Von Kultur keine Spur

Heute wollen wir uns die Kulturstätten rund um Kerkyra anschauen. Wir gehen in dem benachbarten, "lustig organisierten" Supermarkt einkaufen und tauschen dann am Flughafen unser Auto gegen ein anderes ein, da die Zentralverriegelung nicht mehr funktioniert.
Wir erhalten als Ersatz einen vollkommen zerkratzten Ford Focus, der tatsächlich mit fast leerem Tank übergeben wird. Wir haben also ein vollgetanktes Auto gegen ein leeres eingetauscht und bekommen von Enterprise nicht einmal eine Entschädigung angeboten - "End of season".
In Korfu-Stadt soll es drei Ausgrabungsstätten geben. Wir fahren in den Stadtteil Kanoni und suchen vergeblich nach einer entsprechenden Beschilderung. Enge Einbahnstraßen ohne Parkmöglichkeit und viele freche Rollerfahrer gestalten die Suche entsprechend stressig. Wir erhaschen nur einen kurzen Blick auf die römischen Bäder, bevor wir hupend wieder zur Eile gedrängt werden.

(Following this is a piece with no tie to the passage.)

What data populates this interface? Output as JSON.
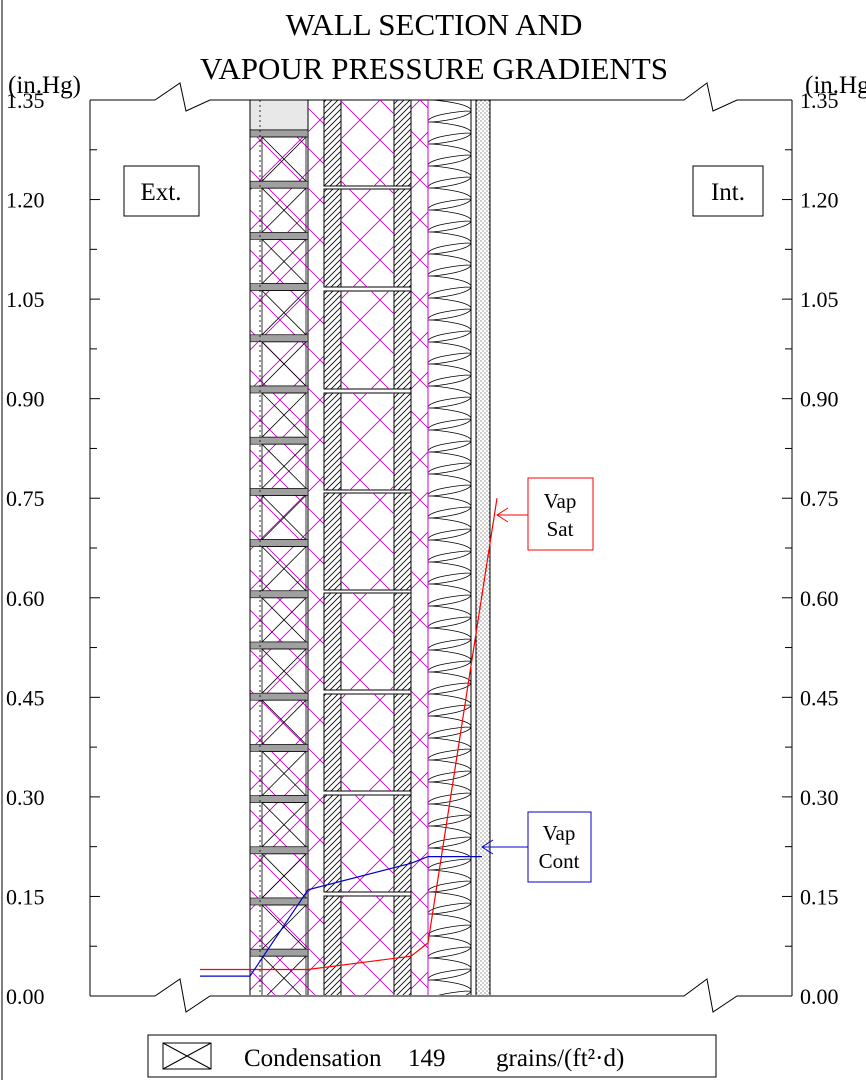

Flugzeuge sind das Highlight von Kanoni
Diese Kirche mit Bootsanleger ist das einzige Kulturgut weit und breit.
Ziemlich frustriert machen wir an einem Restaurant halt, dass mit Snacks und Fluglärm wirbt, da von hier aus jedes ankommende und wegfliegende Flugzeug beobachtet werden kann. Die überforderten Kellner können uns auch nicht sagen, wo hier die Ausgrabungsstätten sind. Wie geht denn so etwas?

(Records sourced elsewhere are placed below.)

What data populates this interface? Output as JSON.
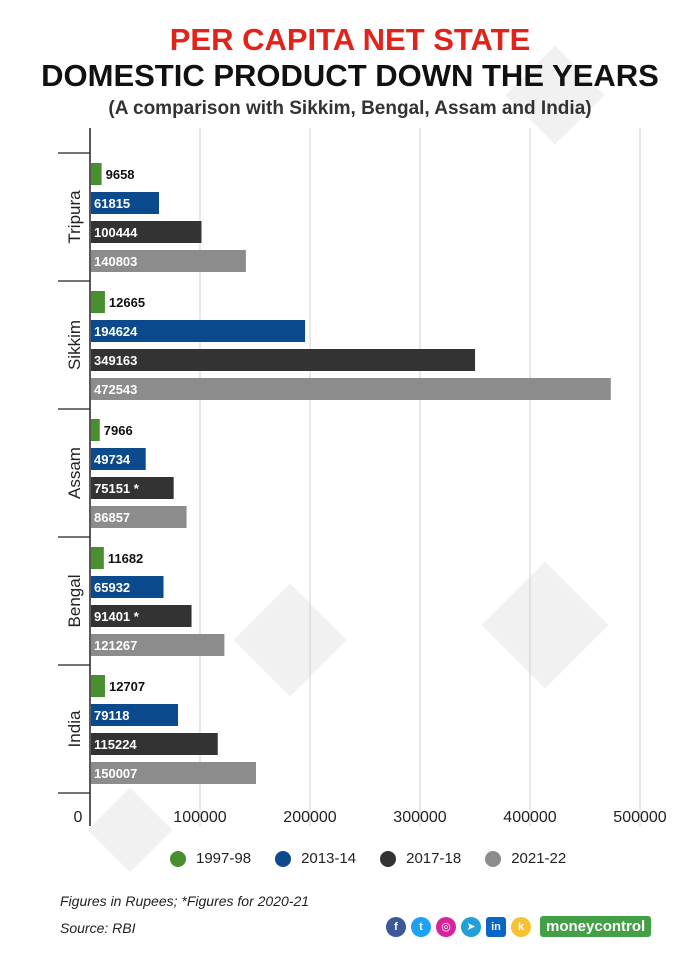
{
  "title_line1": "PER CAPITA NET STATE",
  "title_line2": "DOMESTIC PRODUCT DOWN THE YEARS",
  "subtitle": "(A comparison with Sikkim, Bengal, Assam and India)",
  "footnote1": "Figures in Rupees; *Figures for 2020-21",
  "footnote2": "Source: RBI",
  "brand": "moneycontrol",
  "social_icons": [
    "facebook-icon",
    "twitter-icon",
    "instagram-icon",
    "telegram-icon",
    "linkedin-icon",
    "koo-icon"
  ],
  "chart_data": {
    "type": "bar",
    "orientation": "horizontal",
    "categories": [
      "Tripura",
      "Sikkim",
      "Assam",
      "Bengal",
      "India"
    ],
    "series": [
      {
        "name": "1997-98",
        "color": "#4a8f2f",
        "values": [
          9658,
          12665,
          7966,
          11682,
          12707
        ]
      },
      {
        "name": "2013-14",
        "color": "#0b4a8c",
        "values": [
          61815,
          194624,
          49734,
          65932,
          79118
        ]
      },
      {
        "name": "2017-18",
        "color": "#333333",
        "values": [
          100444,
          349163,
          75151,
          91401,
          115224
        ]
      },
      {
        "name": "2021-22",
        "color": "#8c8c8c",
        "values": [
          140803,
          472543,
          86857,
          121267,
          150007
        ]
      }
    ],
    "labels": [
      [
        "9658",
        "12665",
        "7966",
        "11682",
        "12707"
      ],
      [
        "61815",
        "194624",
        "49734",
        "65932",
        "79118"
      ],
      [
        "100444",
        "349163",
        "75151 *",
        "91401 *",
        "115224"
      ],
      [
        "140803",
        "472543",
        "86857",
        "121267",
        "150007"
      ]
    ],
    "xticks": [
      "0",
      "100000",
      "200000",
      "300000",
      "400000",
      "500000"
    ],
    "xlim": [
      0,
      500000
    ],
    "grid": true,
    "legend_position": "bottom"
  }
}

Derart irritiert fahren wir mit dem Auto die Ostküste entlang in Richtung Süden. Der Hotelmanager hatte uns am Morgen den angeblich schönen Strand von Issos empfohlen und so steuern wir diesen an.
Empfangen werden wir dort von lauter Ballermann-Musik und einer Batterie Liegestühle mit Sonnenschir; alles ist auf Massentourismus ausgelegt. Wir legen uns etwas abseits in die pralle Sonne und wagen uns auch ins Wasser.Das Meer riecht hier etwas streng und die starke Strömung erfordert Sportsgeist, um auf derselben Stelle zu bleiben.
Wir bleiben nicht lange und begeben uns zum Nahe gelegenen Korissia Lake, der angeblich traumhaft schön sein soll.
"The circle of life..."
Die Dünen scheinen bei Reitern sehr beliebt zu sein.
Der Weg dorthin führt zu Fuß durch viele Dünen mit Pferdespuren; bis auf den Wind ist es hier angenehm still. Zumindest von unserem Standpunkt aus ist der See jetzt eher eine Art unspektakuläres Moor. Wir nehmen es gelassen und betrachten den Sonnenuntergang, bevor wir umkehren.
Der Korssia Lake ist eher unspektakulär.
 
Der Rückweg gestaltet sich als deutlich schwieriger als angenommen. Wieder gibt es keine vernünftige Beschilderung; Navigationssysteme funktionieren auf Korfu nicht und so verbringen wir eine ungewollte Stunde extra auf den verqueren Straßen rund um Kerkyra, bis wir endlich unser Hotel mit dem Abendmahl "Soufriki" erreichen.